Au sommet du Mexique de ce 10 Décembre dernier consacré au Réchauffement climatique, des militants de Greenpeace formaient une colonne humaine dessinant le mot « Espoir » sur une plage de Cancun. Les vagues proches incarnaient assez idéalement les conclusions de cette 16ieme réunion Onusienne portant sur le Climat. Tout cela jette un froid sur l’avenir toujours incertain des accords de Kyoto, arrivant à échéance en 2012. La ministre mexicaine des Affaires Etrangères, madame Patricia Espinosa, aura marqué surtout par son élan d’autosuggestion positive.
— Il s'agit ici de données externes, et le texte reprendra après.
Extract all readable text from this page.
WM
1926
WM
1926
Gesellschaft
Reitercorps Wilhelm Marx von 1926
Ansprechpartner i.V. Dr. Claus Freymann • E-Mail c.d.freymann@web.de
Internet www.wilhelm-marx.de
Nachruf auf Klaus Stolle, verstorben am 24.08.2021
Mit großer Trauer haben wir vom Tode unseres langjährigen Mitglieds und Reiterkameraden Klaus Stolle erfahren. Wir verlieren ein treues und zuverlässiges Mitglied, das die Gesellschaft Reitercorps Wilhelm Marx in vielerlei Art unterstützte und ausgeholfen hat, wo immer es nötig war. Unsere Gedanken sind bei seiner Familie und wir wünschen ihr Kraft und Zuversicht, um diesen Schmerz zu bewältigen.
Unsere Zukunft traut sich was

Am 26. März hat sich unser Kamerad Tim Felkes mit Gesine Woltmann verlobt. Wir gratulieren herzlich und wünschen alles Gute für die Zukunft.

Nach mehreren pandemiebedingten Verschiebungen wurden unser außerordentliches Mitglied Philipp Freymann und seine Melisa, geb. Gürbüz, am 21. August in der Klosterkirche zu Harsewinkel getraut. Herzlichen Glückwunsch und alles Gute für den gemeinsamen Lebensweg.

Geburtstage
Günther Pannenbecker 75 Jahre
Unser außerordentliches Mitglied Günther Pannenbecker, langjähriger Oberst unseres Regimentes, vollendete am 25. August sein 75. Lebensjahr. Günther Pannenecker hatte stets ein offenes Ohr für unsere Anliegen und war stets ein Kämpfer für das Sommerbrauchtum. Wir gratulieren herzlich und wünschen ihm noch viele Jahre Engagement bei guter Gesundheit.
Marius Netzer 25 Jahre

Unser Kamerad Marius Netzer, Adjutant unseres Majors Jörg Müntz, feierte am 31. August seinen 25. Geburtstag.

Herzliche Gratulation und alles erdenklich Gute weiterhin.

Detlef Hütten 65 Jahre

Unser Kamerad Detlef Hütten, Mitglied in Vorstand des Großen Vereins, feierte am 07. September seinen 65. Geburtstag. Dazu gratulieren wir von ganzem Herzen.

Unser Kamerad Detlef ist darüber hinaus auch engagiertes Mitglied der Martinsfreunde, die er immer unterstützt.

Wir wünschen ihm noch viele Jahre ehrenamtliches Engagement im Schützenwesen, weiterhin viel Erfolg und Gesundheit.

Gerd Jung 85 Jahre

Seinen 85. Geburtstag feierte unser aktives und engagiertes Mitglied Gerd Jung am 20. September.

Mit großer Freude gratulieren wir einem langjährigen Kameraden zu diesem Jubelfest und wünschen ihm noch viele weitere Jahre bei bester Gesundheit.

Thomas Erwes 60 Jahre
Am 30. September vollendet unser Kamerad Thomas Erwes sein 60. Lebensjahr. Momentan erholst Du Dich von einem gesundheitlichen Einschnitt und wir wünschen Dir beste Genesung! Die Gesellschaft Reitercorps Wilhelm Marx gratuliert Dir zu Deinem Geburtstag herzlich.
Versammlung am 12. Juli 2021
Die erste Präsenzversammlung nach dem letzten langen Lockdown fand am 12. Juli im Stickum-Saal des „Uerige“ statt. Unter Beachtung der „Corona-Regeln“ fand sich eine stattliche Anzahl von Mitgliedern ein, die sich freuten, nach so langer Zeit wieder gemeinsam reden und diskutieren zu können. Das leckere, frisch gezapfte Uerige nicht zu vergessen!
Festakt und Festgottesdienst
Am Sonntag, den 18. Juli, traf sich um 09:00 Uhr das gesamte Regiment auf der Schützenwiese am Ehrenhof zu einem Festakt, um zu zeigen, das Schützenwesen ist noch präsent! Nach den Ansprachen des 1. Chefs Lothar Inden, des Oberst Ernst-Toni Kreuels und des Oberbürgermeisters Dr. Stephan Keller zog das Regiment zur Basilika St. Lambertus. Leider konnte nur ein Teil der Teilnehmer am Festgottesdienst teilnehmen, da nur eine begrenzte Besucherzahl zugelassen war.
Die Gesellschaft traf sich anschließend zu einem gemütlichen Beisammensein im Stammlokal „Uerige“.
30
Au petit matin de ce samedi 11 décembre, elle osera évoquer une « nouvelle ère pour la coopération internationale »…

Ainsi, l’accord final invite les pays en développement à « réfléchir sur un objectif mondial relatif aux émissions globales à effet de serre » d’ici… 2050. Cette réflexion est affirmée comme « respectueuse de la souveraineté nationale de chacun ». L’exigence est maximale, dans la modération.

Pour ce qui nous concerne, nous les pays les plus « évolués », nous restons invités à œuvrer pour une limitation des mêmes gaz à effet de serre conformément aux « données scientifiques actuelles ». Outre les effets de manche du Sommet de Copenhague de 2009, autant dire que les négociations initiées il y a 20 ans, ne peuvent que s’en remettre à l’espoir des manifestants de Greenpeace. Les intérêts mercantiles et financiers l’emportent. Nos Représentants semblent perpétuellement invoquer les anges du changement climatique, pour mieux ne pas avoir à changer nous-même, dans notre mode de vie et production, notre rapport à la mère Nature. Plus que de politique, la Nature parait suggérer une autre « Culture » du développement et du vivre ensemble, vers une conception du « progrès » située enfin dans l’essentiel, celui de la Vie dans sa permanence. L’Homme d’aujourd’hui cède sa place à des jours meilleurs, misant son avenir sur le vœu inconscient ou non avoué d’évoluer lui-même suffisamment pour être enfin à la hauteur de ses devoirs. Un peu comme un premier jour de chasse sans gibier, autre que celui de la bonne conscience, tous nos représentants auront alors une fois encore déserté la forêt qui les a vus naître, et qui se meurt. Chacun veilla à ce que tout resta en place, bien assis sur quelques certitudes trop prudentes.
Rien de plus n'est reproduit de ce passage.